Looking back, the decision was made by the finest of margins.

Of 15 members of the south planning applications committee entitled to vote – seven voted to approve the plan and seven voted against with one abstention. The decision then fell to chairman Thomas MacLennan (councillor for Fort William and Ardnamurchan) whose casting vote saw approval granted. He's never publicly spoken about his decision to my knowledge – we seek to change that, if only to gain a little more perspective of his decision.

The artist's impression of the hotel which has been given planning permission.
The artist's impression of the hotel which has been given planning permission.

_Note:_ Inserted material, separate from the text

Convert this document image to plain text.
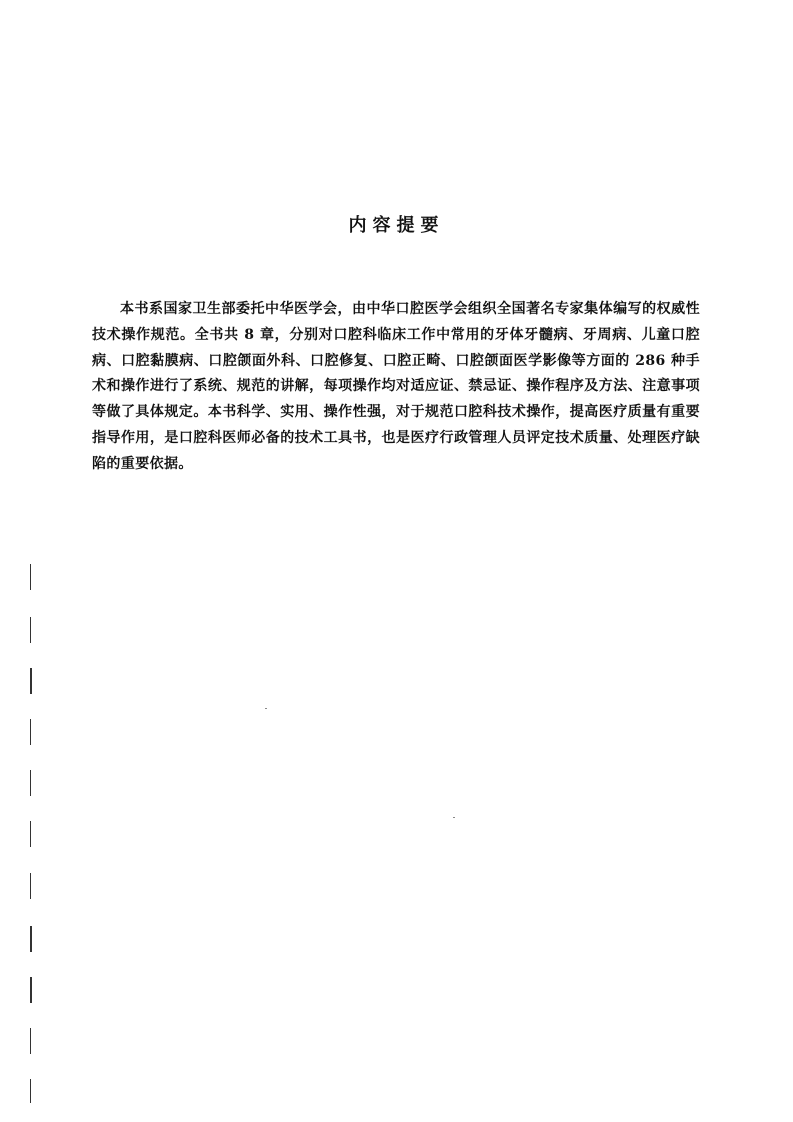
内容提要

本书系国家卫生部委托中华医学会，由中华口腔医学会组织全国著名专家集体编写的权威性技术操作规范。全书共 8 章，分别对口腔科临床工作中常用的牙体牙髓病、牙周病、儿童口腔病、口腔黏膜病、口腔颌面外科、口腔修复、口腔正畸、口腔颌面医学影像等方面的 286 种手术和操作进行了系统、规范的讲解，每项操作均对适应证、禁忌证、操作程序及方法、注意事项等做了具体规定。本书科学、实用、操作性强，对于规范口腔科技术操作，提高医疗质量有重要指导作用，是口腔科医师必备的技术工具书，也是医疗行政管理人员评定技术质量、处理医疗缺陷的重要依据。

An earlier decision to approve planning permission for student accommodation meant they had no chance of permanently pushing back on a development but the council’s refusal to embrace helping find a new site was extremely questionable.

That's because objections from music fans mourning the impending loss of the city’s main music venue, the impact on the historic environment, petitions and other councillors’ general dissatisfaction with the hotel’s architecture were not enough to halt the project.

Instead, Inverness will get a major new £30 million 155-bedroom hotel that can accommodate up to 100,000 visitors a year, creating 90 construction jobs for two years followed by 65 full-time hospitality jobs.

Developer Bricks Group has been trying since 2019 to get approval for the scheme, even significantly redrawing plans to meet earlier design criticisms.

There's no doubt that the business was determined to get the go-ahead and I'm sure they will be just as determined to make it a success.

It's just a shame it comes at the expense of this treasured venue – a place which felt like it was the city's music venue. It felt like it was the place to be. It felt like it could give hope and inspiration to local musical talent.

All that is gone.

My colleague Margaret Chrystall, who has been to more events at the Ironworks than I can count, previously said: "It would be good to think that there might be a phoenix to rise from these flames – a new building, a new idea even that could investigate new spaces, a neglected building that might with some imagination and a lot of investment and ingenuity, might become an alternative. But these are difficult times.

"It would take a lot of money, an incredible vision and an almost superhuman amount of faith to get something like that off the ground. Hopefully that is out there – and I would love to believe it will happen."

That belief may still be there for some but it's more likely to be tinged with a large amount of sadness mainly due to being powerless over what comes next.